Peintre, graveur, sculpteur colombien, né en 1958 à Bogota, utilise en gravure toutes les techniques connues mais il privilégie surtout la technique de l’eau-forte sur des plaques de zinc, avec des traits rapides, profonds, très contrastés. Les animaux sont très présents dans son oeuvre, ils sont une façon détournée d’exprimer ses idées : celles d’un monde où la violence est omniprésente.
Presque quarante livres à son actif, Jacqueline Ricard conçoit des livres d’artistes et de bibliophilie à tirage limité, 30 à 50 exemplaires maximum, imprimés sur papier pur chiffon et tire ses gravures sur sa presse taille-douce, ceci depuis les années 1990.
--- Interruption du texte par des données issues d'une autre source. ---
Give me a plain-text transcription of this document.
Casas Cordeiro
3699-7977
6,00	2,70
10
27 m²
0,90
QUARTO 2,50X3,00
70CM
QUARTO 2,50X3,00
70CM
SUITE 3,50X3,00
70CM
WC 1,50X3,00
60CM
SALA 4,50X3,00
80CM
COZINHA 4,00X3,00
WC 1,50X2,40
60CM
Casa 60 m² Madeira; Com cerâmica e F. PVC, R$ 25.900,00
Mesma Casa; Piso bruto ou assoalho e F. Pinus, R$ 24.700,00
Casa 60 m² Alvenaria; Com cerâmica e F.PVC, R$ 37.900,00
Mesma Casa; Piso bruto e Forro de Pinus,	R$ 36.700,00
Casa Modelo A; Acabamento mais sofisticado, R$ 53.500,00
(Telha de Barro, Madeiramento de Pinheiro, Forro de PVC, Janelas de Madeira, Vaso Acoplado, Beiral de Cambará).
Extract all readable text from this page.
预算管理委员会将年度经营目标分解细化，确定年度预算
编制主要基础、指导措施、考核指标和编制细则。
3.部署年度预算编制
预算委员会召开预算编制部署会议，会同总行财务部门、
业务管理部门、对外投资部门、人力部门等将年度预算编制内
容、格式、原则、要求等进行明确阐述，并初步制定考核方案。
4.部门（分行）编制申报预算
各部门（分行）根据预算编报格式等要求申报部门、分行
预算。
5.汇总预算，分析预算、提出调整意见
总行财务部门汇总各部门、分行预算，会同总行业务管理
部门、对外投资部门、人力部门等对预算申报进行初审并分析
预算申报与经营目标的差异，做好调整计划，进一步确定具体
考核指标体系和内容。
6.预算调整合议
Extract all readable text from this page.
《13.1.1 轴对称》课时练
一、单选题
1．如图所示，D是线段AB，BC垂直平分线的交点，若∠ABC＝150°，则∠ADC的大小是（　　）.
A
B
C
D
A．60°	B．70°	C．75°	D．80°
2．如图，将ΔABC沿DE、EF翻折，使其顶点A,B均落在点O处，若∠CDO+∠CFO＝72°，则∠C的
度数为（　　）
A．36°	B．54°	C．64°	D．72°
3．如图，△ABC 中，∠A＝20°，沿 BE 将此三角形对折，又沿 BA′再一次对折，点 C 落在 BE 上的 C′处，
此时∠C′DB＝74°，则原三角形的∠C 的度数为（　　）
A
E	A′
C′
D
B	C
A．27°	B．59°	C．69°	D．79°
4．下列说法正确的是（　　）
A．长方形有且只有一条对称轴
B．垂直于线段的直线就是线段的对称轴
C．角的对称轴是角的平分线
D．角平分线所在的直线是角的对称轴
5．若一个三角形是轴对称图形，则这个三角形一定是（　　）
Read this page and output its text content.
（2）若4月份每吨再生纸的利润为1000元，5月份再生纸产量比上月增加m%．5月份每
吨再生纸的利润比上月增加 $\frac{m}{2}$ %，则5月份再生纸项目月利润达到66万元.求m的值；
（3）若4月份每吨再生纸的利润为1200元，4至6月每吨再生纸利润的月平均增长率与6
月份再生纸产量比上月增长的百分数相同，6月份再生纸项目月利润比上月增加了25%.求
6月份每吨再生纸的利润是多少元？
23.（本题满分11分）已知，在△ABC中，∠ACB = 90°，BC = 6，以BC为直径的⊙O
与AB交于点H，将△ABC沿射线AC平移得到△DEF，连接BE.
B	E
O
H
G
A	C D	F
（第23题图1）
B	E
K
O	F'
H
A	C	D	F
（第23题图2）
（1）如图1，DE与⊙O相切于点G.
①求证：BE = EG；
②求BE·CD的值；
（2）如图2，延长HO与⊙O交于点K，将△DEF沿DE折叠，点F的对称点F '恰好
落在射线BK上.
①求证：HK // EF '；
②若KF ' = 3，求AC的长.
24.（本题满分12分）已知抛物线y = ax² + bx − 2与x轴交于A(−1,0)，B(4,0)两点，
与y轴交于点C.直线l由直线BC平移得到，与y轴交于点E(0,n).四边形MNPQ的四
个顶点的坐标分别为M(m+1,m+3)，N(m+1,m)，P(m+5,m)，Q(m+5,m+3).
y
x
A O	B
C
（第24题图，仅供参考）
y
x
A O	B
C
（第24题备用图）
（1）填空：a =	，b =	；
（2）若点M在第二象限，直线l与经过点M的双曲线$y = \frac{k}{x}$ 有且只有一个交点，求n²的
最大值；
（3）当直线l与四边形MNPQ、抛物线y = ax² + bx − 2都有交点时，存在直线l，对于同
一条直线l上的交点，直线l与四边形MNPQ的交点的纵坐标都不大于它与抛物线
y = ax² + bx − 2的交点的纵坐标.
Elle utilise différentes techniques pour tenter la difficile traduction de la nature dans son élément naturel, intouchée par la main de l’homme : du Carborundum qui livre les secrets de l’âme de Giono, dans Le Printemps en Haute- Provence, à l’héliogravure qui parle en secret à Uluru, en passant par les encres, et autres gaufrages, toutes les techniques ne sont que prétextes pour pénétrer dans des univers inconnus. Traduction ou création du réel, de l’alchimie avec ses auteurs qu’elle choisit avec soin dans des affinités pour le moins électives, sa démarche s’épure et la ligne se fait vive, au fil du temps qui passe.